Rooftop solar panels can cost more to plug in under a bill crossing the Florida House. Utility companies may also pay less for the additional energy. Opponents say the legislation would hurt the rooftop solar industry and result in the loss of thousands of jobs.

The issue is net metering. Solar rooftop owners get a credit on their monthly bill for electricity they don’t need that gets fed back into the power grid. This bill seeks to reduce the amount of this credit, as solar energy users receive subsidies that transfer the costs of the electric grid to customers who do not have solar energy.

“If this bill didn’t pass, and I have two voters who live side by side, and one has solar power and the other doesn’t, the voter who doesn’t have solar energy ends up paying more on his electric bill to compensate what happens next?” Rep. Jason Shoaf, R-Blountstown, asked during a discussion in the tourism subcommittee, infrastructure and energy of the Chamber.

The short answer is yes. Thus, the bill requires the Florida Public Service Commission (PSC) to propose a redesigned net metering rate structure. The bill has been amended to state that anyone using rooftop solar before January 2023 can keep the current rate structure for 20 years.
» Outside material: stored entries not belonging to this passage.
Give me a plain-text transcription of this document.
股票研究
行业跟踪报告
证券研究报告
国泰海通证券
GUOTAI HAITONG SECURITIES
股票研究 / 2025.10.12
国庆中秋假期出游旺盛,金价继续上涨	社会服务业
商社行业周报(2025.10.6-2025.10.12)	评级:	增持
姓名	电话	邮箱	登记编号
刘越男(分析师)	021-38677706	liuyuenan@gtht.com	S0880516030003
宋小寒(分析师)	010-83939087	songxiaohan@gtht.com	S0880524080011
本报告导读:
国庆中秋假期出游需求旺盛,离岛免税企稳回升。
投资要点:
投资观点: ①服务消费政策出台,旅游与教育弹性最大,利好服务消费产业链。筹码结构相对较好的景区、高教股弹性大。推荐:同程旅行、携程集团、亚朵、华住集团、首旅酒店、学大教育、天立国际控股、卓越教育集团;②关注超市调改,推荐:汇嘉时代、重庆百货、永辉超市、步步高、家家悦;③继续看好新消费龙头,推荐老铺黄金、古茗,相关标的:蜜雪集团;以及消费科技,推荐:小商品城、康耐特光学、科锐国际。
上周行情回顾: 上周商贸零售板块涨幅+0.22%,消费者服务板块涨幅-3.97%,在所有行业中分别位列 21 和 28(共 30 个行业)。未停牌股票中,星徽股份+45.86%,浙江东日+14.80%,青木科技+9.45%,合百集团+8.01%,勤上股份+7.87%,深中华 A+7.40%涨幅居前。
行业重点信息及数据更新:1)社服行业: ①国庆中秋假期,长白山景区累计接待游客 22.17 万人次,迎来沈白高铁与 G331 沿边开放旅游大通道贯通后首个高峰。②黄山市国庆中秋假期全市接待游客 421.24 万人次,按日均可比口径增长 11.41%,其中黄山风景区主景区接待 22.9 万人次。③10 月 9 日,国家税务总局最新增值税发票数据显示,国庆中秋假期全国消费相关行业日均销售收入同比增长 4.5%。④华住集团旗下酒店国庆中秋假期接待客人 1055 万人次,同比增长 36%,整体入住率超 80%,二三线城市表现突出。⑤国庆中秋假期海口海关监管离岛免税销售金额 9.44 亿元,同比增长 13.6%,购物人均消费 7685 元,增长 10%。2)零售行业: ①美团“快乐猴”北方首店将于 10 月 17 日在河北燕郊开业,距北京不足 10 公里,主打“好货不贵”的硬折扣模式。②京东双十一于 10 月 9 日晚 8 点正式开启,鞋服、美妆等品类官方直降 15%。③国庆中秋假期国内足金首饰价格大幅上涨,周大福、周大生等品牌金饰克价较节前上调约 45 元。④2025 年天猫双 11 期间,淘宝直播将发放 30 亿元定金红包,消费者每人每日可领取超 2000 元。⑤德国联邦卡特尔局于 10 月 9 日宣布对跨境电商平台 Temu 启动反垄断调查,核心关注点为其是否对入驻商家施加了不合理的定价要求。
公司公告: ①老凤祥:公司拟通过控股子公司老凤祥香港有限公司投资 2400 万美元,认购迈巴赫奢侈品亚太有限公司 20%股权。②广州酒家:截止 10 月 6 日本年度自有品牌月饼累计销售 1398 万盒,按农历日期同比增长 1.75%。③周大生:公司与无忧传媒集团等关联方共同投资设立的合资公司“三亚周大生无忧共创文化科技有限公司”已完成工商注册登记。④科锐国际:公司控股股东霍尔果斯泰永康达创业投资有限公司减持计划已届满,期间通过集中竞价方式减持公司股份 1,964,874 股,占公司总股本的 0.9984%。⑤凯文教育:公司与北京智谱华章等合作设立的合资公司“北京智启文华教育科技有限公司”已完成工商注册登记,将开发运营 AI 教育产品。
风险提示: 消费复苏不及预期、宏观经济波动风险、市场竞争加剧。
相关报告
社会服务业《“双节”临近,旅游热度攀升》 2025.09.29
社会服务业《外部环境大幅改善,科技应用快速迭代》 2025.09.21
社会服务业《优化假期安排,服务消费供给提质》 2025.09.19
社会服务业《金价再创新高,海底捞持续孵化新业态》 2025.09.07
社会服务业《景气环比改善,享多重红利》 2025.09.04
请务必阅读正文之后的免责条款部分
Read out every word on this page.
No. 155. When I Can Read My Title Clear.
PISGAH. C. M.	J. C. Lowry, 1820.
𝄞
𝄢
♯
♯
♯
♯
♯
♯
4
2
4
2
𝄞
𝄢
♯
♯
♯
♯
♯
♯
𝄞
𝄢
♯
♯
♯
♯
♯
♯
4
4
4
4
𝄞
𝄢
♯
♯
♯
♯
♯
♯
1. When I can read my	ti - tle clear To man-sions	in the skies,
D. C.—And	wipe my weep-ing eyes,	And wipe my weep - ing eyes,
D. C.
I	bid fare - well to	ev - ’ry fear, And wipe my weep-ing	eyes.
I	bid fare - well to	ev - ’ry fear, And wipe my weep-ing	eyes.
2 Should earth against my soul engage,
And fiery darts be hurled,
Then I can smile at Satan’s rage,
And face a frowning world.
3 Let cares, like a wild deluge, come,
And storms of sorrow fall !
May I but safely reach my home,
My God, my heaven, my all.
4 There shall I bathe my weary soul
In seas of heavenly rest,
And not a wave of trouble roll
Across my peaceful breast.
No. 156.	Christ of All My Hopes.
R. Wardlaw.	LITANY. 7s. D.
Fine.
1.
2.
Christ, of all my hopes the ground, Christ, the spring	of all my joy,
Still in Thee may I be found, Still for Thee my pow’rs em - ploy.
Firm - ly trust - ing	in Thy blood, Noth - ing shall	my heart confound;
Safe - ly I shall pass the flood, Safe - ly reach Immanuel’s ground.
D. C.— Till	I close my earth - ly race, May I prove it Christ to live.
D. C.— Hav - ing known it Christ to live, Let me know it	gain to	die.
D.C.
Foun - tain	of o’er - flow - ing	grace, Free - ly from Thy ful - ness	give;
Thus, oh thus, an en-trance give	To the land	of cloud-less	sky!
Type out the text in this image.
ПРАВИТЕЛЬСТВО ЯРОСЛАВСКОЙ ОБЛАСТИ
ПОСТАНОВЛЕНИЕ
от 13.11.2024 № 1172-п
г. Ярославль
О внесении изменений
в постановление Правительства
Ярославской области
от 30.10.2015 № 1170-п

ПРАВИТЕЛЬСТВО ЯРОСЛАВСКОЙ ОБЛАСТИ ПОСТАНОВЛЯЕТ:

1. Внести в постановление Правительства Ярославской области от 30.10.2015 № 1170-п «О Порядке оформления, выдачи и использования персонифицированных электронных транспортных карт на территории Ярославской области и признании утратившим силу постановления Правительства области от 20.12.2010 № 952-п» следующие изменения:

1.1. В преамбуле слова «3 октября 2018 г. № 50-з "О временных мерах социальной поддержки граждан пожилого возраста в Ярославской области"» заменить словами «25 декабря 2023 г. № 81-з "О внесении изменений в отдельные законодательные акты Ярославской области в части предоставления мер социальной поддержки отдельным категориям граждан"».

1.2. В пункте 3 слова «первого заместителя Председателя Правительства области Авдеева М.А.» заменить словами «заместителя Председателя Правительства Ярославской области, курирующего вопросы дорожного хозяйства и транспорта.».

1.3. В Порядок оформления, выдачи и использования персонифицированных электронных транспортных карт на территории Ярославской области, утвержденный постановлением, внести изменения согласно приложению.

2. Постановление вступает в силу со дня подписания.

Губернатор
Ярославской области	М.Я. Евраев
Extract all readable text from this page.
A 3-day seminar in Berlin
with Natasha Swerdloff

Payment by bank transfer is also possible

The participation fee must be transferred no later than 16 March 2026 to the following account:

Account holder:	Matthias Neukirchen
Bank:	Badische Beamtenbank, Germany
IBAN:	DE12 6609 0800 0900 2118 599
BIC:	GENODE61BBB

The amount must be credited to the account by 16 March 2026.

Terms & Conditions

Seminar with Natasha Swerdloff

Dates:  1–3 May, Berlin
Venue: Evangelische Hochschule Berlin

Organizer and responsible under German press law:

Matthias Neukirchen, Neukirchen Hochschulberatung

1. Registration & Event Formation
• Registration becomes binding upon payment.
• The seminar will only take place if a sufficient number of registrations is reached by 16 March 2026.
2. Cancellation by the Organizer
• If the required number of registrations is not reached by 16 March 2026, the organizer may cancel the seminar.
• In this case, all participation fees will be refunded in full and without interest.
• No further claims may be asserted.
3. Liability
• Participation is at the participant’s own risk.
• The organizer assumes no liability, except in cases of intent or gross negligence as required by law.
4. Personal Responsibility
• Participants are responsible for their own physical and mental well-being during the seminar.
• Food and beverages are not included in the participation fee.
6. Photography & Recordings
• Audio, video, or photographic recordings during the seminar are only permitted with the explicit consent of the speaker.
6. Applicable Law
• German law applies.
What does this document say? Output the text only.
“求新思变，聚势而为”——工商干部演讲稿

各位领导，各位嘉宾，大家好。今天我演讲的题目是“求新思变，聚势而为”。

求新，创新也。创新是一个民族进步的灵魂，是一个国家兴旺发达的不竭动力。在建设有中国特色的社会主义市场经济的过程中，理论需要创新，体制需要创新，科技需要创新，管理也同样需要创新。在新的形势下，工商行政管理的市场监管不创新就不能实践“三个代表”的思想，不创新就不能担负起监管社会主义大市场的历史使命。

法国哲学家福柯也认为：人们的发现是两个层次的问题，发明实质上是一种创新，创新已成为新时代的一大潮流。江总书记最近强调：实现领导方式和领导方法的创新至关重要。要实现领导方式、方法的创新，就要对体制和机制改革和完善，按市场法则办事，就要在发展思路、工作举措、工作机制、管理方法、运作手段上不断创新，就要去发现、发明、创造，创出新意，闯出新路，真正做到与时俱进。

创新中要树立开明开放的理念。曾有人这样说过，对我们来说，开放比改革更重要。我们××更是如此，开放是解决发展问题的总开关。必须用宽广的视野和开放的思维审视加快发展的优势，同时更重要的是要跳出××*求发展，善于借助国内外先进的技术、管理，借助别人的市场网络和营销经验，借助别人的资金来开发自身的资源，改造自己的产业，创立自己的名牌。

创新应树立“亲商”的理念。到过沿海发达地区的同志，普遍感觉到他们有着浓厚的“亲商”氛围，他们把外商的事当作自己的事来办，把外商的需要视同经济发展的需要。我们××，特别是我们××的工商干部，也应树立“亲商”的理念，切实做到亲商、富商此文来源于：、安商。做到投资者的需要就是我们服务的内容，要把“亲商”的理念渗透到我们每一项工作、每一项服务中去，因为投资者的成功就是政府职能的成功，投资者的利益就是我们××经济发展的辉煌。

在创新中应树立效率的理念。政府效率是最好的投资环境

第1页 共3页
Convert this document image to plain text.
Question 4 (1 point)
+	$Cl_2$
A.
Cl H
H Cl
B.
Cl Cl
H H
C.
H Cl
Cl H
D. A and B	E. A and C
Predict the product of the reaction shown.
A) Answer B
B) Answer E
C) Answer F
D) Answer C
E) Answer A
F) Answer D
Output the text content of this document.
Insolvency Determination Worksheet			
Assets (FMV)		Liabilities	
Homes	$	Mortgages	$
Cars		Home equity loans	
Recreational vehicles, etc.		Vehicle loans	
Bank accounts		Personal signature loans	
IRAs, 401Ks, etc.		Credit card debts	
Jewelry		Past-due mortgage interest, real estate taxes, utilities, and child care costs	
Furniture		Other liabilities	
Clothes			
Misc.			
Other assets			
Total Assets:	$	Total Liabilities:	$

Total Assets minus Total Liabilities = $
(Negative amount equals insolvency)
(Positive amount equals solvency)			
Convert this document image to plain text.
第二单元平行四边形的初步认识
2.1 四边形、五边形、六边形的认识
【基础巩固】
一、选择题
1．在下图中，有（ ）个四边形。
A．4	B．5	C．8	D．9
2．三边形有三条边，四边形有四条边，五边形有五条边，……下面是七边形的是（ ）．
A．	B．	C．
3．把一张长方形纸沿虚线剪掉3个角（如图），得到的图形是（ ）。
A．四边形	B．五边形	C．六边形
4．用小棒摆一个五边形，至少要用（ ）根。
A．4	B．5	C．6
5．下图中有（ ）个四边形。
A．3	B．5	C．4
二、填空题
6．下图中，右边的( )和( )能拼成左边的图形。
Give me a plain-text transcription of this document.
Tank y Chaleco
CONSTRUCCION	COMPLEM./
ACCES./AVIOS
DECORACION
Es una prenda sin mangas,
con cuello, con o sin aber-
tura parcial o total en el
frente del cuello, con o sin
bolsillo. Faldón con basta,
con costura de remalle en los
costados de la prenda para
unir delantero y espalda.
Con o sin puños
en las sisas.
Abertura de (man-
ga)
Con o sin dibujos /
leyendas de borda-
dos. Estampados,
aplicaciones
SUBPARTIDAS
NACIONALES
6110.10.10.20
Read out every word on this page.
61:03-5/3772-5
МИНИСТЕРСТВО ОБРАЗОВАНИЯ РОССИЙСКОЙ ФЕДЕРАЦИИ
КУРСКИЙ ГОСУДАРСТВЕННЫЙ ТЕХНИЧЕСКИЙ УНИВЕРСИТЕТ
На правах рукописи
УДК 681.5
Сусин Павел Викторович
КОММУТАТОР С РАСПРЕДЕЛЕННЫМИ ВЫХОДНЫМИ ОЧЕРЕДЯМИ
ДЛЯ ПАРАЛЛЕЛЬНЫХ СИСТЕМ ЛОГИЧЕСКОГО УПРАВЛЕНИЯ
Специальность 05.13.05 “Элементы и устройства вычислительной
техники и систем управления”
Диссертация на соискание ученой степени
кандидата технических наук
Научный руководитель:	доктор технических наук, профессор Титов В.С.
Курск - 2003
The grandfather clause is intended to help users who have taken out loans to pay for their solar panels.

“How do you explain or respond to the comments we’re getting that with this new tariff structure, this industry, the rooftop solar industry is going to suffer or just be wiped out? How do you respond to that?” asked the Rep. Tracie Davis, D-Jacksonville.

“I don’t want to put the rooftop solar industry out of business,” replied Rep. Lawrence McClure, R-Plant City, who is sponsoring the bill. He says he is concerned about a greater shift in costs to non-users in the coming years as solar power continues to gain customers. “But I think there’s absolutely a way to find common ground, and that’s what we’re working really hard on,” McClure said. “Hopefully we get there.”

In public testimony, George Cavros of the Southern Alliance of Clean Energy referred to what he called a myth – that using solar power on rooftops increases electricity bills for other customers. He added that none of the major utilities that requested rate increases last year identified loss of revenue from solar customers as the reason.

“I can tell you that what primarily drives up bills are investments in assets like power plants and expenses to manage those investments, like fuel costs,” Cavros said. “For example, FPL passed on $300 million last year in higher fuel costs to its customers and is passing on an additional $810 million this year.”

The PSC regulates utilities and makes decisions on rate increases. Former PSC Commissioner Lisa Edgar was in office when the rules surrounding solar were approved in 2008. She told the subcommittee that these rules are now obsolete.

“At the time, there were about 600 residential solar systems in the state of Florida. Today, according to PSC reports, there are about 19,000,” Edgar said. “We expect that number to continue to increase as it has done significantly every year.”

Nearly 1% of the energy currently generated in Florida comes from rooftop solar, and Edgar says these users still depend on the power grid when they aren’t producing enough electricity or their system fails. .

“They do not, however, contribute through their rates to transmission line costs, customer service personnel, emergency preparedness, including the line men and women who are there to s ensuring that service is restored quickly when needed due to an emergency event,” Edgard said.

The committee ran out of time to hear from any members of the public who wanted to speak – many about the jobs that would be lost if solar power became more expensive and therefore less attractive to potential users.

They heard briefly from Matthew Chentnik, founder and co-owner of Independent Green Technologies, a Tallahassee-based solar company with 15 employees.

“Look deeper into how the grid works today and how it can work in the future with modern technology and grid-tied solar and battery systems, electric vehicles coming in, all the things that can help the grid. ‘to come up. You pass this bill and none of this will happen,” Chentnik said. is produced in other states if you proceed.”

The bill passed the subcommittee, with the sponsor saying it is likely to undergo more changes to better serve utility customers as well as solar energy users.

A similar bill is going through the Florida Senate.